Directed by Robert McKimson; Story by Warren Foster; Animation by Herman Cohen, Rod Scribner, Phil DeLara, and Charles McKimson; Layouts by Robert Givens. Backgrounds by Richard H. Thomas; Voice Characterization by Mel Blanc; Musical Direction by Carl W. Stalling. A Looney Tune released on November 14, 1953. *(I friggin’ love that line.)
Guess who’s finally getting married? Yep! My younger brother! Explains today’s short choice perfectly!
All the local hens are proud mothers who love nothing more than raising their chicks. Excluding Prissy, of course. She has zero. And not only do the hens know this lack of poultry progeny makes her miserable, but they delight in telling her that she’s the lucky one, because they know that bothers her. They can’t even have the decency to let her be friendly with their brood. (Don’t bother eating their drumsticks; they’re too bitter.) And the hurtful insults are the tipping point. Prissy is opting for what is always the worst option: suicide. (Briefly suffering wing loss as she does.)
Luckily for everyone involved, Foghorn spotted her just as she was about to jump and saves her to boot. She’s smitten. There’s just something about a guy who saves you from a dangerous situation that you put yourself in. Too bad her kiss only confounds him. Oh well. Time for the daily dog beating. Barnyard isn’t even tied up in this short, so Foggy has to slam a gate on him to avoid getting pounded back. After this bit of fun, Prissy returns, doing a sexy flamenco dance. (I honestly had trouble recognizing her without her signature bonnet.)
Foghorn is finally able to catch on, and tells her that he is not interested in as polite a manner as he is capable of. For you see, being married would interfere with his ‘sticking the dog with T.N.T. stick’ shtick. Which fails this time because it was the Dawg’s time to win. (But look closely!

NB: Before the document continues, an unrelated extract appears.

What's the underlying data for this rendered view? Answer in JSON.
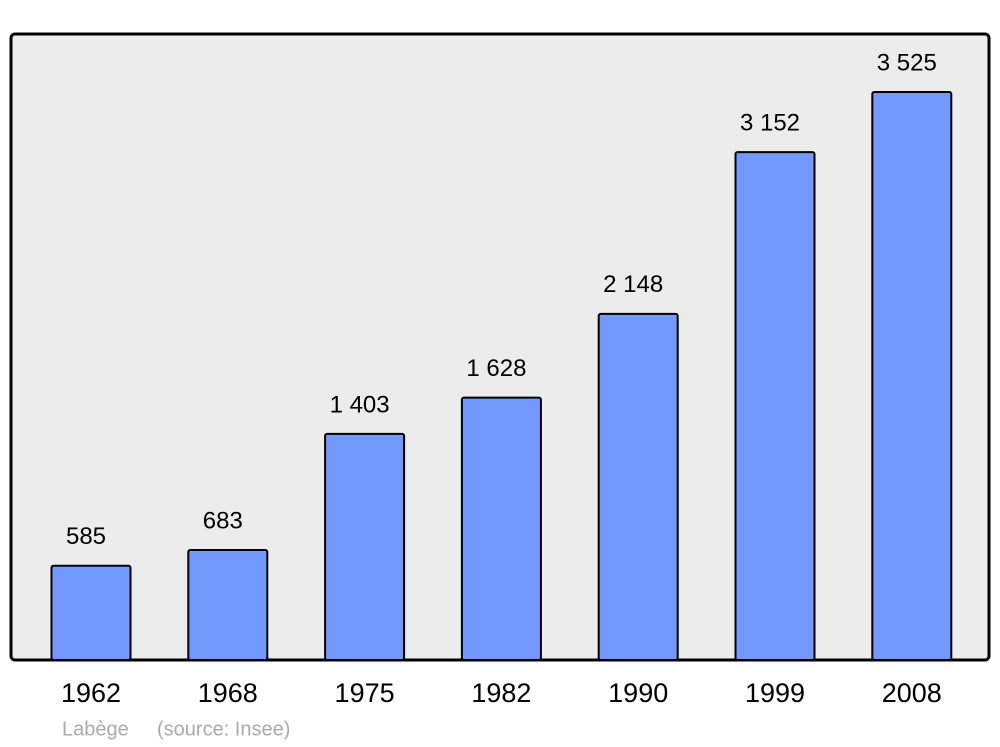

While Foghorn checks to see if the hound is asleep, Barnyard clearly looks him right in the eye! Does Foghorn just think he’s tied up in his house? Or was that just a bit of a mistime on the animator’s parts? It all depends on if you want to see the Toons as living beings or not.)
And Prissy is still at it. Now trying to buy Foghorn’s affections with confections. He has to put his talons down and tell her point blank that he has no interest in her. She understands. Saying the saddest version of her catchphrase, she departs. Give Foghorn some credit. At least he knows he was being a jerk. But that Dawg gets to her and plans to help her, as it would be the ultimate victory for him. (Plus, he’s written several shipping fanfic’s about the two. He has secrets.) He says the secret to getting your man is playing hard to get and when she tries it, the results are instantaneous.

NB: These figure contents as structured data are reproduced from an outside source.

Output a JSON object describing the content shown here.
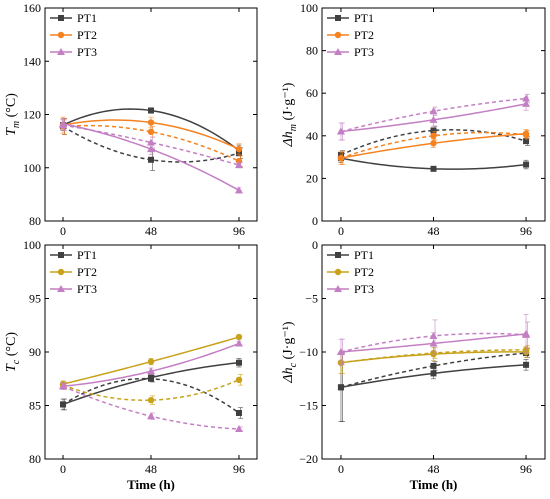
{
  "chart_data": [
    {
      "type": "line",
      "ylabel": "T_m (°C)",
      "xlabel": "",
      "ylim": [
        80,
        160
      ],
      "yticks": [
        80,
        100,
        120,
        140,
        160
      ],
      "x": [
        0,
        48,
        96
      ],
      "xticks": [
        "0",
        "48",
        "96"
      ],
      "legend_position": "top-left",
      "series": [
        {
          "name": "PT1",
          "color": "#404040",
          "marker": "square",
          "values": [
            116.0,
            121.5,
            106.5
          ],
          "errors": [
            2,
            1,
            2
          ],
          "dashed_values": [
            115.5,
            103.0,
            105.5
          ],
          "dashed_errors": [
            3,
            4,
            2
          ]
        },
        {
          "name": "PT2",
          "color": "#f5821f",
          "marker": "circle",
          "values": [
            116.0,
            117.0,
            107.0
          ],
          "errors": [
            3,
            2,
            2
          ],
          "dashed_values": [
            115.5,
            113.5,
            102.5
          ],
          "dashed_errors": [
            3,
            2,
            2
          ]
        },
        {
          "name": "PT3",
          "color": "#c47fc4",
          "marker": "triangle",
          "values": [
            116.5,
            107.0,
            91.5
          ],
          "errors": [
            2,
            2,
            1
          ],
          "dashed_values": [
            116.0,
            109.5,
            101.0
          ],
          "dashed_errors": [
            2,
            2,
            1
          ]
        }
      ]
    },
    {
      "type": "line",
      "ylabel": "Δh_m (J·g⁻¹)",
      "xlabel": "",
      "ylim": [
        0,
        100
      ],
      "yticks": [
        0,
        20,
        40,
        60,
        80,
        100
      ],
      "x": [
        0,
        48,
        96
      ],
      "xticks": [
        "0",
        "48",
        "96"
      ],
      "legend_position": "top-left",
      "series": [
        {
          "name": "PT1",
          "color": "#404040",
          "marker": "square",
          "values": [
            29.5,
            24.5,
            26.5
          ],
          "errors": [
            2,
            1,
            2
          ],
          "dashed_values": [
            31.0,
            42.5,
            37.5
          ],
          "dashed_errors": [
            2,
            2,
            2
          ]
        },
        {
          "name": "PT2",
          "color": "#f5821f",
          "marker": "circle",
          "values": [
            29.5,
            36.5,
            41.0
          ],
          "errors": [
            3,
            2,
            2
          ],
          "dashed_values": [
            29.5,
            40.0,
            40.5
          ],
          "dashed_errors": [
            3,
            2,
            2
          ]
        },
        {
          "name": "PT3",
          "color": "#c47fc4",
          "marker": "triangle",
          "values": [
            42.0,
            47.5,
            55.0
          ],
          "errors": [
            4,
            3,
            3
          ],
          "dashed_values": [
            42.0,
            51.5,
            57.5
          ],
          "dashed_errors": [
            4,
            2,
            2
          ]
        }
      ]
    },
    {
      "type": "line",
      "ylabel": "T_c (°C)",
      "xlabel": "Time (h)",
      "ylim": [
        80,
        100
      ],
      "yticks": [
        80,
        85,
        90,
        95,
        100
      ],
      "x": [
        0,
        48,
        96
      ],
      "xticks": [
        "0",
        "48",
        "96"
      ],
      "legend_position": "top-left",
      "series": [
        {
          "name": "PT1",
          "color": "#404040",
          "marker": "square",
          "values": [
            85.1,
            87.6,
            89.0
          ],
          "errors": [
            0.5,
            0.3,
            0.4
          ],
          "dashed_values": [
            85.1,
            87.5,
            84.3
          ],
          "dashed_errors": [
            0.5,
            0.3,
            0.5
          ]
        },
        {
          "name": "PT2",
          "color": "#c8a21a",
          "marker": "circle",
          "values": [
            87.0,
            89.1,
            91.4
          ],
          "errors": [
            0.3,
            0.3,
            0.2
          ],
          "dashed_values": [
            86.9,
            85.5,
            87.4
          ],
          "dashed_errors": [
            0.3,
            0.4,
            0.5
          ]
        },
        {
          "name": "PT3",
          "color": "#c47fc4",
          "marker": "triangle",
          "values": [
            86.8,
            88.2,
            90.8
          ],
          "errors": [
            0.3,
            0.3,
            0.2
          ],
          "dashed_values": [
            86.8,
            84.0,
            82.8
          ],
          "dashed_errors": [
            0.3,
            0.3,
            0.2
          ]
        }
      ]
    },
    {
      "type": "line",
      "ylabel": "Δh_c (J·g⁻¹)",
      "xlabel": "Time (h)",
      "ylim": [
        -20,
        0
      ],
      "yticks": [
        -20,
        -15,
        -10,
        -5,
        0
      ],
      "x": [
        0,
        48,
        96
      ],
      "xticks": [
        "0",
        "48",
        "96"
      ],
      "legend_position": "top-left",
      "series": [
        {
          "name": "PT1",
          "color": "#404040",
          "marker": "square",
          "values": [
            -13.3,
            -12.0,
            -11.2
          ],
          "errors": [
            3.2,
            0.5,
            0.5
          ],
          "dashed_values": [
            -13.3,
            -11.3,
            -10.1
          ],
          "dashed_errors": [
            3.2,
            0.4,
            0.4
          ]
        },
        {
          "name": "PT2",
          "color": "#c8a21a",
          "marker": "circle",
          "values": [
            -11.0,
            -10.2,
            -10.0
          ],
          "errors": [
            1.0,
            0.6,
            0.5
          ],
          "dashed_values": [
            -11.0,
            -10.1,
            -9.8
          ],
          "dashed_errors": [
            1.0,
            0.5,
            0.4
          ]
        },
        {
          "name": "PT3",
          "color": "#c47fc4",
          "marker": "triangle",
          "values": [
            -10.0,
            -9.2,
            -8.3
          ],
          "errors": [
            1.2,
            1.0,
            1.8
          ],
          "dashed_values": [
            -10.0,
            -8.5,
            -8.4
          ],
          "dashed_errors": [
            1.2,
            1.5,
            1.2
          ]
        }
      ]
    }
  ]
}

What really steams the rooster up though, is seeing the Chinese knock-off version of him, Fog Horn Capon, putting the moves on the hen. (Really just that Dawg in disguise.) Foggy fights for her, and Barnyard is quite the method actor, willing to take some punches and ultimately throw the fight to sell the scene. Even the other ladies witness Prissy having two suitors fight for her, so that really boosts her self esteem. Foghorn quickly claims his prize and rushes off to Church’s Chicken… I mean Chicken Church, and has the deed done.
He celebrates his victory before things really start sinking in. Only now does he realize that one can win the fight, and still lose the war.
Favorite Part: Probably the most savage roast I’ve heard and probably ever will: “Gal reminds me of a highway between Fort Worth and Dallas: no curves.”
Personal Rating: 4. Top form writing.